ModTrack: Sensor-Agnostic Multi-View Tracking via Identity-Informed PHD Filtering with Covariance Propagation

A new modular tracking system achieves 95.5 IDF1 on WildTrack, matching end-to-end models while being sensor-agnostic.

Deep Dive

A research team has introduced ModTrack, a novel modular framework for Multi-View Multi-Object Tracking (MV-MOT) that challenges the dominance of complex, end-to-end neural models. The system, developed by Aditya Iyer, Jack Roberts, and Nora Ayanian, confines machine learning solely to the initial detection and feature extraction stage. For the critical tasks of sensor fusion, data association, and temporal tracking, ModTrack employs principled, closed-form analytical methods. This design reduces each sensor's output to calibrated position-covariance pairs, which are then fused using precision-weighted techniques to create unified, uncertainty-aware estimates for each object.

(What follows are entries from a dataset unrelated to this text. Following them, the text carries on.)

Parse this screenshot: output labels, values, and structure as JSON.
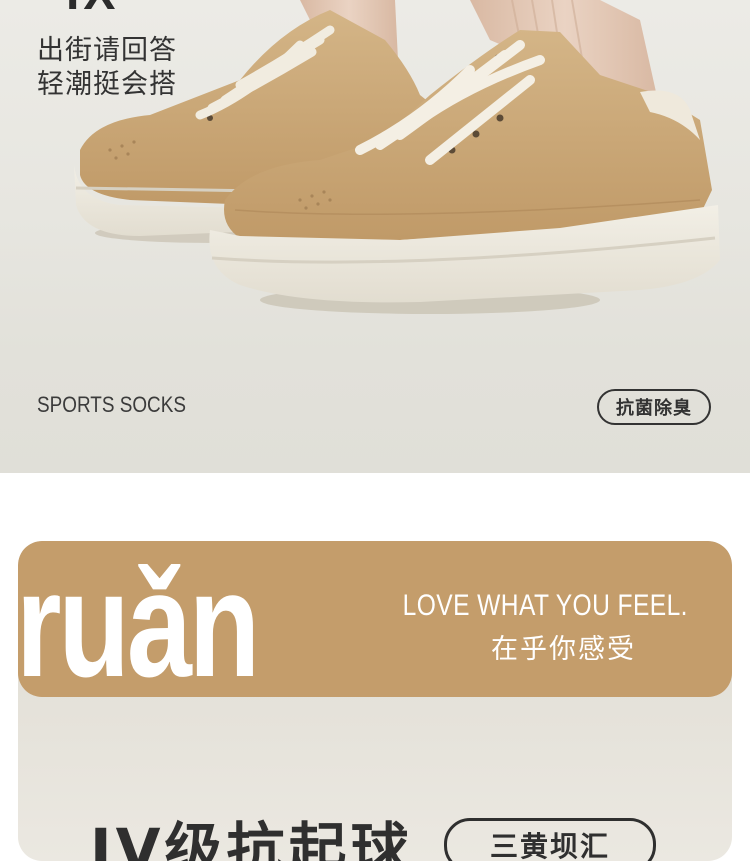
{
  "hero": {
    "headline_fragment": "IX",
    "tagline_lines": [
      "出街请回答",
      "轻潮挺会搭"
    ],
    "label_en": "SPORTS SOCKS",
    "badge": "抗菌除臭",
    "colors": {
      "shoe_suede": "#c9a87a",
      "sole": "#eeeae0",
      "sock": "#e3c7b3",
      "text": "#333333"
    }
  },
  "feature": {
    "word": "ruǎn",
    "slogan_en": "LOVE WHAT YOU FEEL.",
    "slogan_cn": "在乎你感受",
    "title": "IV级抗起球",
    "badge": "三黄坝汇",
    "colors": {
      "banner": "#c49d6b",
      "card": "#e4e1d9"
    }
  }
}
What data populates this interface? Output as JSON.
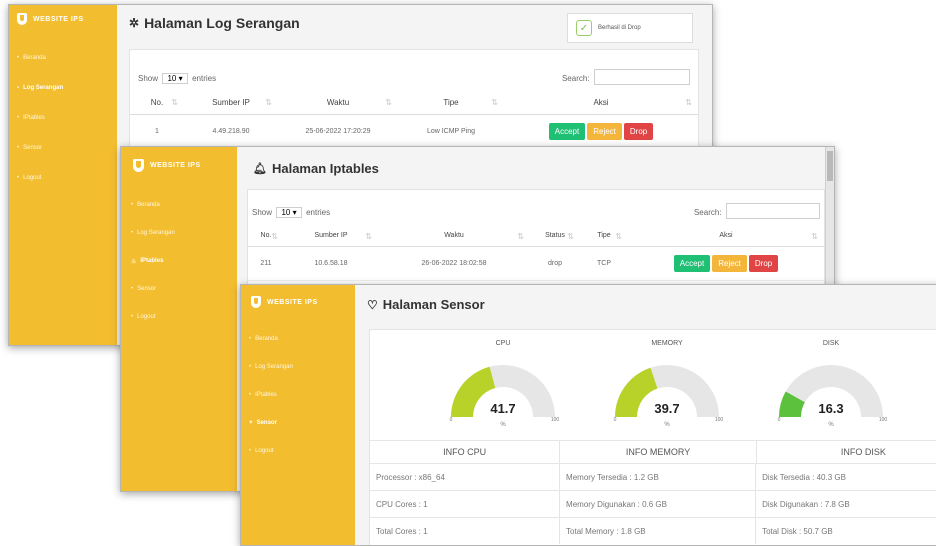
{
  "win1": {
    "brand": "WEBSITE IPS",
    "nav": [
      {
        "label": "Beranda",
        "active": false
      },
      {
        "label": "Log Serangan",
        "active": true
      },
      {
        "label": "IPtables",
        "active": false
      },
      {
        "label": "Sensor",
        "active": false
      },
      {
        "label": "Logout",
        "active": false
      }
    ],
    "title": "Halaman Log Serangan",
    "title_icon": "bug-icon",
    "auto_drop_label": "Berhasil di Drop",
    "show_label": "Show",
    "entries_value": "10",
    "entries_label": "entries",
    "search_label": "Search:",
    "columns": [
      "No.",
      "Sumber IP",
      "Waktu",
      "Tipe",
      "Aksi"
    ],
    "rows": [
      {
        "no": "1",
        "ip": "4.49.218.90",
        "time": "25-06-2022 17:20:29",
        "type": "Low ICMP Ping"
      }
    ],
    "actions": {
      "accept": "Accept",
      "reject": "Reject",
      "drop": "Drop"
    }
  },
  "win2": {
    "brand": "WEBSITE IPS",
    "nav": [
      {
        "label": "Beranda",
        "active": false
      },
      {
        "label": "Log Serangan",
        "active": false
      },
      {
        "label": "IPtables",
        "active": true
      },
      {
        "label": "Sensor",
        "active": false
      },
      {
        "label": "Logout",
        "active": false
      }
    ],
    "title": "Halaman Iptables",
    "title_icon": "bell-icon",
    "show_label": "Show",
    "entries_value": "10",
    "entries_label": "entries",
    "search_label": "Search:",
    "columns": [
      "No.",
      "Sumber IP",
      "Waktu",
      "Status",
      "Tipe",
      "Aksi"
    ],
    "rows": [
      {
        "no": "211",
        "ip": "10.6.58.18",
        "time": "26-06-2022 18:02:58",
        "status": "drop",
        "type": "TCP"
      }
    ],
    "actions": {
      "accept": "Accept",
      "reject": "Reject",
      "drop": "Drop"
    }
  },
  "win3": {
    "brand": "WEBSITE IPS",
    "nav": [
      {
        "label": "Beranda",
        "active": false
      },
      {
        "label": "Log Serangan",
        "active": false
      },
      {
        "label": "IPtables",
        "active": false
      },
      {
        "label": "Sensor",
        "active": true
      },
      {
        "label": "Logout",
        "active": false
      }
    ],
    "title": "Halaman Sensor",
    "title_icon": "heartbeat-icon",
    "gauges": [
      {
        "label": "CPU",
        "value": 41.7,
        "display": "41.7",
        "min": "0",
        "max": "100",
        "unit": "%",
        "color": "#b9d22a"
      },
      {
        "label": "MEMORY",
        "value": 39.7,
        "display": "39.7",
        "min": "0",
        "max": "100",
        "unit": "%",
        "color": "#b9d22a"
      },
      {
        "label": "DISK",
        "value": 16.3,
        "display": "16.3",
        "min": "0",
        "max": "100",
        "unit": "%",
        "color": "#5cc13d"
      }
    ],
    "info_headers": [
      "INFO CPU",
      "INFO MEMORY",
      "INFO DISK"
    ],
    "info_rows": [
      [
        "Processor : x86_64",
        "Memory Tersedia : 1.2 GB",
        "Disk Tersedia : 40.3 GB"
      ],
      [
        "CPU Cores : 1",
        "Memory Digunakan : 0.6 GB",
        "Disk Digunakan : 7.8 GB"
      ],
      [
        "Total Cores : 1",
        "Total Memory : 1.8 GB",
        "Total Disk : 50.7 GB"
      ]
    ]
  },
  "colors": {
    "sidebar": "#f2bd2f",
    "accept": "#1fbf74",
    "reject": "#f4b63a",
    "drop": "#e04444",
    "gauge_track": "#e6e6e6"
  }
}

This modular approach yields remarkable performance and flexibility. On the challenging WildTrack dataset, ModTrack scored 95.5 IDF1 (a metric for identity consistency) and 91.4 MOTA (Multi-Object Tracking Accuracy), surpassing all prior modular methods by over 21 points and rivaling the best end-to-end models. Crucially, the same analytical tracking core can be transferred without modification to entirely new datasets like MultiviewX and RadarScenes. To adapt to new sensor modalities—such as switching from cameras to radar—only the front-end perception module needs replacement, not the entire system. The tracker uses an identity-informed Gaussian Mixture Probability Hypothesis Density (GM-PHD) filter to maintain object identities through heavy occlusion and missed detections, providing traceable uncertainty estimates that black-box neural models lack.

Key Points
  • Achieves 95.5 IDF1 & 91.4 MOTA on WildTrack, rivaling end-to-end SOTA models while being fully modular.
  • Employs a closed-form, identity-informed GM-PHD filter for tracking, providing principled uncertainty estimates missing in neural approaches.
  • The same tracker core transfers unchanged across datasets (MultiviewX, RadarScenes); only the perception module needs swapping for new sensors.

Why It Matters

Enables robust, real-world tracking systems that can generalize across sensor types and layouts without costly retraining, crucial for autonomous vehicles and security.